Various Artists – Folks, He Sure Do Pull Some Bow: Vintage Fiddle Music 1927-1935
Although you’d be hard-pressed to find much evidence of it these days, there was a time when the fiddle reigned supreme in all kinds of American vernacular music, among black as well as white musicians. Until the turn of the last century, the repertoires and playing styles of black and white country entertainers overlapped a great deal and shared what ethnomusicologist Kip Lornell has identified as a common stock of tunes and songs.
This situation changed somewhat with the advent of the blues, although many early blues performers continued to play in a variety of styles, thus maintaining an appeal broad enough to extend to both black and white audiences. But by the mid-1920s, the major record companies — Victor, Columbia, Okeh, and Brunswick-Vocalion — developed a system of marketing their products that, in essence, was the cultural equivalent of the Jim Crow laws. These companies aimed hillbilly records at a rural white market and marketed “race” records (blues, hot jazz bands, and black sacred music) toward blacks.
Although in reality there were a lot of crossover sales, one sad consequence of this practice was that the majority of black string bands (and evidence suggests there were plenty of them) were turned away by the record companies. The majority, but not all. A small amount of this music survived long enough to be committed to wax in the era of 78s, though little of it has been reissued on LP or CD. That, then, is the raison d’etre for this CD, a powerful collection of blues, hokum, jug-band, jazz, and black hillbilly music.
The violin is unique among musical instruments in its ability to mimic human vocal expression. For that reason, it is especially effective as the lead voice in the various ensembles heard here. Hot dance music was the order of the day, and appropriately the collection roars into gear with “Rukus Juice And Chittlin”, a rollicking number by the Memphis Jug Band with Charlie Pierce on the fiddle. It glides to a halt 75 minutes later with the Mississippie Sheiks’ very pop-oriented “Lazy Lazy River”, sung by Walter Vinson and fiddled by Lonnie Chatman.
In between are lowdown blues by Mississippi guitarist/singer Joe Williams, accompanied by “Dad” Tracy on fiddle; Georgian Henry Williams with Eddie Anthony, who was best known for his fiddle playing with Peg Leg Howell; and Frank Stokes, a well-known fixture of the Beale Street blues scene in Memphis. Clifford Hayes and his Louisville Stompers and the Dixieland Jug Blowers, two fine bands from Louisville, play in a style that might best be described as the string-band equivalent of the hot jazz then popular in Chicago and New York.

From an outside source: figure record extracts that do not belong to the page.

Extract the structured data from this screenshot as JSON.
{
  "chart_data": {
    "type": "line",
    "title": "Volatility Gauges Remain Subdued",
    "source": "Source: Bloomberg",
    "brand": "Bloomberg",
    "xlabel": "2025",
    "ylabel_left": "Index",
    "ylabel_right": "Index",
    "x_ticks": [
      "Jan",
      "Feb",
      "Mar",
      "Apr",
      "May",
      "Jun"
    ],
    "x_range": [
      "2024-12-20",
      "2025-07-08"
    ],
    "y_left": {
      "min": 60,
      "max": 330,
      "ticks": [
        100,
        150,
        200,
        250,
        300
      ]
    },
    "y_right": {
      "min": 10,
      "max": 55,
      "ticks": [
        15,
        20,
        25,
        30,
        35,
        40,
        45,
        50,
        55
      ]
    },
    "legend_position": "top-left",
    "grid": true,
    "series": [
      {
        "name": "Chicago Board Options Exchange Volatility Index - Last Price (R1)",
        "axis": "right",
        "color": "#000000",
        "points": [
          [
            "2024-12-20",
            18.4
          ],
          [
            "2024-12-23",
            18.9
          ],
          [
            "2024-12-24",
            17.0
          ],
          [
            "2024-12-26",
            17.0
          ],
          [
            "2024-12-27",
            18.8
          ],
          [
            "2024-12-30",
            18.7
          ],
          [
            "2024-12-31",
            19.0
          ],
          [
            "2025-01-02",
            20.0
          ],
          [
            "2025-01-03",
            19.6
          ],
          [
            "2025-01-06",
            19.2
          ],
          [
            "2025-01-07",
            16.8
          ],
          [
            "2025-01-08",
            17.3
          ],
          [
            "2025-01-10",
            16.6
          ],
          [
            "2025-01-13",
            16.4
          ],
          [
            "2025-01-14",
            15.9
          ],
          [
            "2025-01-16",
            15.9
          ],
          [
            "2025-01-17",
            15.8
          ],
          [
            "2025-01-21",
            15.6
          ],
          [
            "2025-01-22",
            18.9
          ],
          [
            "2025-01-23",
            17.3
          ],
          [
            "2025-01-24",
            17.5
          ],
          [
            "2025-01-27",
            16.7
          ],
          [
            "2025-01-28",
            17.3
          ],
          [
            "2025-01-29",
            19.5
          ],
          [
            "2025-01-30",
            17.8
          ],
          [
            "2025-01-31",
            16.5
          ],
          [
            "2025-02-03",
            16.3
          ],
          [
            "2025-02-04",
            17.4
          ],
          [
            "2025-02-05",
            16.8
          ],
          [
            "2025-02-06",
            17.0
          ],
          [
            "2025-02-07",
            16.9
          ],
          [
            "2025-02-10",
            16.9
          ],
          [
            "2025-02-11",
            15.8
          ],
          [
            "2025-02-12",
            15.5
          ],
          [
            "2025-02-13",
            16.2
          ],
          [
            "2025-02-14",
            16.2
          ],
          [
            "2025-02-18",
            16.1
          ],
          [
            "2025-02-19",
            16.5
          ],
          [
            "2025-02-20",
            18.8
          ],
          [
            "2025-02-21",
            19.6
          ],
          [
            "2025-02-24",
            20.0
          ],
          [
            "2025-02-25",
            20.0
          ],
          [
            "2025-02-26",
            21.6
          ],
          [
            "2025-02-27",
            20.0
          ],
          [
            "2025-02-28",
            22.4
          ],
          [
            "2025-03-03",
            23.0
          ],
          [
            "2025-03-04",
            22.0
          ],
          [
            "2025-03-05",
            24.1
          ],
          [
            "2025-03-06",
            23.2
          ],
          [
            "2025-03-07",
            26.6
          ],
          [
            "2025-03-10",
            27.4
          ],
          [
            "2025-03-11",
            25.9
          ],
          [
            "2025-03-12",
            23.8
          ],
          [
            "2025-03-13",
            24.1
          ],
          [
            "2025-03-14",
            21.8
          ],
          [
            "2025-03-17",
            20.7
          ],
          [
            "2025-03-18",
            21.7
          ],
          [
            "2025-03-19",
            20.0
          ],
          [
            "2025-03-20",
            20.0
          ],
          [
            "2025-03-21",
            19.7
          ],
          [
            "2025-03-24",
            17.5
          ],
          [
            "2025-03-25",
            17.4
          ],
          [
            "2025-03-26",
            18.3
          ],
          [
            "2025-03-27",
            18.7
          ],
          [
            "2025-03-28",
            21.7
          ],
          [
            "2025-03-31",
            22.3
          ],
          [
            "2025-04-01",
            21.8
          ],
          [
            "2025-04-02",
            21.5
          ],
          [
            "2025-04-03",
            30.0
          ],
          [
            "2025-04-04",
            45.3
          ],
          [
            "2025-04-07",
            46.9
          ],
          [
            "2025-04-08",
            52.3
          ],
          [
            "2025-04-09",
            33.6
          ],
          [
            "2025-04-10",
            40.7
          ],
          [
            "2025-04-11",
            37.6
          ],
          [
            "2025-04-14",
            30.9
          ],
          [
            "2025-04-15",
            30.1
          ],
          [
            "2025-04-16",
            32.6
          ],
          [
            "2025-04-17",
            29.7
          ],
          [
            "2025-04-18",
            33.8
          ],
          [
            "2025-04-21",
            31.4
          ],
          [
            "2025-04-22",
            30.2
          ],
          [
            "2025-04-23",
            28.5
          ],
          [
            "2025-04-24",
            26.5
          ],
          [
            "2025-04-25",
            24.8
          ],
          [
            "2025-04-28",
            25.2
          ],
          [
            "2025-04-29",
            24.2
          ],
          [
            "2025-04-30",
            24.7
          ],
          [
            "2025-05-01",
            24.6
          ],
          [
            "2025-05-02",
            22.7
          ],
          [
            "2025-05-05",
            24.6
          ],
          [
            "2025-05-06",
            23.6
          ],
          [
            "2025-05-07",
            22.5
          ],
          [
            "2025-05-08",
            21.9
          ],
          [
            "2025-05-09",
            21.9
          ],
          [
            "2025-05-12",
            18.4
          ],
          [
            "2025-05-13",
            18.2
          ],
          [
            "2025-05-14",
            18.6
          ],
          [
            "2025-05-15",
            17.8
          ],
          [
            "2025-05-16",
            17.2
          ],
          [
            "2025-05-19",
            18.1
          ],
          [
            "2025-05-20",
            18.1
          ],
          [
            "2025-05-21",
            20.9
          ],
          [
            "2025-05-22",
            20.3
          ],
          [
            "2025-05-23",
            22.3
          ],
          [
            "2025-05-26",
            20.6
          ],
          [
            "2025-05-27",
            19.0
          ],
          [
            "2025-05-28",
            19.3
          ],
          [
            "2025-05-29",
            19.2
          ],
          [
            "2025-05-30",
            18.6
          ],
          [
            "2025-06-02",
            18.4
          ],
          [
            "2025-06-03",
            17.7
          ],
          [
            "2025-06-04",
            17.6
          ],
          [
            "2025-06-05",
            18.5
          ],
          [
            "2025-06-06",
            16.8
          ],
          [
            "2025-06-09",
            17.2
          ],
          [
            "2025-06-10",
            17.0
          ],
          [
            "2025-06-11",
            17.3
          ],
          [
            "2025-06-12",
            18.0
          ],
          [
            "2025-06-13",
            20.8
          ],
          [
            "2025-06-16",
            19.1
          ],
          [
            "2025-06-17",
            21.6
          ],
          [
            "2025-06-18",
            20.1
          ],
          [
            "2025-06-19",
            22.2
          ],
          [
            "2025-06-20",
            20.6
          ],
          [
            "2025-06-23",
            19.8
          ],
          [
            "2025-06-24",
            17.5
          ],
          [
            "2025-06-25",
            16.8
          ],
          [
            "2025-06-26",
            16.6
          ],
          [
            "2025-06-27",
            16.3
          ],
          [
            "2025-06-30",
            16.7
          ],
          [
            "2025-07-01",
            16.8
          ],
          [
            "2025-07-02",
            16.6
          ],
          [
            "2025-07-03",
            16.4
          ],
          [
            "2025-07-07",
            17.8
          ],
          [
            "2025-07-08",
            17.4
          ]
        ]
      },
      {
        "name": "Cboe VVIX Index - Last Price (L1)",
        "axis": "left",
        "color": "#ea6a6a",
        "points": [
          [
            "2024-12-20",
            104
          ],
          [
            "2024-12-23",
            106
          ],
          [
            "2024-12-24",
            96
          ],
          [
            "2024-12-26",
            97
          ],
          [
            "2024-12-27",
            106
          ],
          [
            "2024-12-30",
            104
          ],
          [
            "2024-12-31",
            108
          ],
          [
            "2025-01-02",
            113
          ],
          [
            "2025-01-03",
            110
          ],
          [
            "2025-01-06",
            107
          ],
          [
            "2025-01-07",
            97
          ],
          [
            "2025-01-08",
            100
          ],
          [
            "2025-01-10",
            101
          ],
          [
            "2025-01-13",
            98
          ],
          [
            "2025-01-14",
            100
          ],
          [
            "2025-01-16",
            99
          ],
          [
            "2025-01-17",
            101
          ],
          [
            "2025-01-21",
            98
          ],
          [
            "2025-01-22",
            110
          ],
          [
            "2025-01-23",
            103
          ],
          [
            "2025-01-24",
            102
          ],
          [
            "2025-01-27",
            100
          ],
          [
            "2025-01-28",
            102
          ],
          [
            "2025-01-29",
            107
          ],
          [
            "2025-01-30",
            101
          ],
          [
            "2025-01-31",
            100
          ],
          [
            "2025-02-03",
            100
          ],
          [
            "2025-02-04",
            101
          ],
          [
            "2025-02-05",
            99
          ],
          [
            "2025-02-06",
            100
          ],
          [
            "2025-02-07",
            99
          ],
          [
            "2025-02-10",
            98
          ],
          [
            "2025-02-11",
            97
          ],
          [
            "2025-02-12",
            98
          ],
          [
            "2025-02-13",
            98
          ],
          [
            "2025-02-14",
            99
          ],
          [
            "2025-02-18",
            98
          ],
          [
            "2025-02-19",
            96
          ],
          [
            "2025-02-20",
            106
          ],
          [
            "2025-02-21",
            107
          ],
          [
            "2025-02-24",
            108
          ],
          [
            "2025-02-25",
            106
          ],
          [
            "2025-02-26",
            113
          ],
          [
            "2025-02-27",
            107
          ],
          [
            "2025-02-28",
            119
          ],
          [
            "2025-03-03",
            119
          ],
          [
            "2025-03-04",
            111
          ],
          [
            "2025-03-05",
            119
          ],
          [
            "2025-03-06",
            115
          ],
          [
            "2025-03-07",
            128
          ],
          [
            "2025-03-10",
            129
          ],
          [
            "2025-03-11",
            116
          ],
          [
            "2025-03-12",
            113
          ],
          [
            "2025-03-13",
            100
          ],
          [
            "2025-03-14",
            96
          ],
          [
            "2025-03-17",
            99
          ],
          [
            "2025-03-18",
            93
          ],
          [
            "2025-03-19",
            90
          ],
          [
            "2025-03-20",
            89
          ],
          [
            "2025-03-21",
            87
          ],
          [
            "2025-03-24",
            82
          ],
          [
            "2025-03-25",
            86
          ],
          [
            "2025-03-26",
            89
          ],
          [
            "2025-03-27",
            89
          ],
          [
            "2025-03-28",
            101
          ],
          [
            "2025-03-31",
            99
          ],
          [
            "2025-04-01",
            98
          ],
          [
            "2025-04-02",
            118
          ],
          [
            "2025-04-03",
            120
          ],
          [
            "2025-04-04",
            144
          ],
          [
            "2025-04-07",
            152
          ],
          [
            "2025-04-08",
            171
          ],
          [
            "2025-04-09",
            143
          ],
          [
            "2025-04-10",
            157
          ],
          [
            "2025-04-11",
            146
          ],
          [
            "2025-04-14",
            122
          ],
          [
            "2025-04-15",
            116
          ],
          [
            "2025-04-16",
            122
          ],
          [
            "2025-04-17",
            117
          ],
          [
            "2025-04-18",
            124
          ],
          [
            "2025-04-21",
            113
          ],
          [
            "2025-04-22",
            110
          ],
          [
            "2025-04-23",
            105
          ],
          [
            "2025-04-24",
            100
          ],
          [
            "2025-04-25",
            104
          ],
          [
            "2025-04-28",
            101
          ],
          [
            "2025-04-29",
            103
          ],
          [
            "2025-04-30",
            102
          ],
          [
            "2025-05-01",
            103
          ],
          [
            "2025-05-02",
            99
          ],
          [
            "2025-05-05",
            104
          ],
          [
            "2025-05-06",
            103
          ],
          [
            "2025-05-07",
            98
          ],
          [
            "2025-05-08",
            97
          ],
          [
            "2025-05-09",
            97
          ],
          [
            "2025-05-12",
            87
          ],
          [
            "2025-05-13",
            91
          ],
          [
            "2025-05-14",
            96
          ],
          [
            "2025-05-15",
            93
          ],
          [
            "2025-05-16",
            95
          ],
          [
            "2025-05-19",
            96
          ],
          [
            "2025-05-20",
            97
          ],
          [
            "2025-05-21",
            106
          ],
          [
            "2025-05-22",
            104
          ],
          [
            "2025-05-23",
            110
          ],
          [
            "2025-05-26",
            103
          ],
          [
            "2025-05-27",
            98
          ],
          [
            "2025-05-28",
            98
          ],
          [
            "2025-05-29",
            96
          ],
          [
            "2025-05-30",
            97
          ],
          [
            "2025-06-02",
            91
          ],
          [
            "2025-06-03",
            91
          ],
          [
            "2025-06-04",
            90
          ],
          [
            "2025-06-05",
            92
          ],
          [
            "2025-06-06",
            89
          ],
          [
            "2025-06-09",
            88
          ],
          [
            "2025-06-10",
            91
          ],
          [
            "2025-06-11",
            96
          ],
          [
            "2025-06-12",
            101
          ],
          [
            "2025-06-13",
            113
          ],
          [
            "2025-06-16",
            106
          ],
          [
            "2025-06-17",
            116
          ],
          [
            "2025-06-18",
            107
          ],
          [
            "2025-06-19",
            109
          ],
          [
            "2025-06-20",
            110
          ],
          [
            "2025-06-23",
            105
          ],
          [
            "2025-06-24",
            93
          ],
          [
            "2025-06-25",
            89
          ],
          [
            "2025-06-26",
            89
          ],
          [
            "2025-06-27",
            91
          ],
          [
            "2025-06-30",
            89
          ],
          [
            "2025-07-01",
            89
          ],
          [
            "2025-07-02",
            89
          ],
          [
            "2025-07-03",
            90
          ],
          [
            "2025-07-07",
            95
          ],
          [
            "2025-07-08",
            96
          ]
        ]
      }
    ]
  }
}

Those familiar with the great blues guitarists Lonnie Johnson and Big Bill Broonzy may be surprised to learn that their first instrument was the fiddle. Each is heard here demonstrating their prowess on that instrument, Broonzy in blues and jazz ensembles, Johnson in a trio with a more countrified sound. Bo Chatman, best-known as a guitarist and singer of double-entendre blues under the name of Bo Carter, is heard here as a fiddler on several cuts. One of the more unusual pieces included in this compilation is the charming (and very European-sounding) “Cabo Verdranos Peca Nove” played by Augusto Abrew, a fiddler who migrated to New York from the Portuguese colony of Cape Verde off the coast of West Africa.
Three selections are straight-ahead country breakdowns that were originally issued as part of the record companies’ hillbilly series. Howard Armstrong of LaFollette, Tennessee, who played in a group called the Tennessee Chocolate Drops, knocks one out called “Knoxville Stomp”. Armstrong, incidentally, is still living and playing his fiddle and mandolin around Boston. James Cole’s String Band offers up “I Got A Gal”, a lively tune with comic verses typical of the day.
Finally, in what was certainly one of the earliest integrated recording sessions, Andrew Baxter, a black fiddler from north Georgia, leads the well-known hillbilly band the Georgia Yellowhammers on an energetic romp simply called “G Rag”. Wonderful stuff indeed. The collection also comes with 32 pages of meticulously researched notes, interspersed throughout with vintage photographs.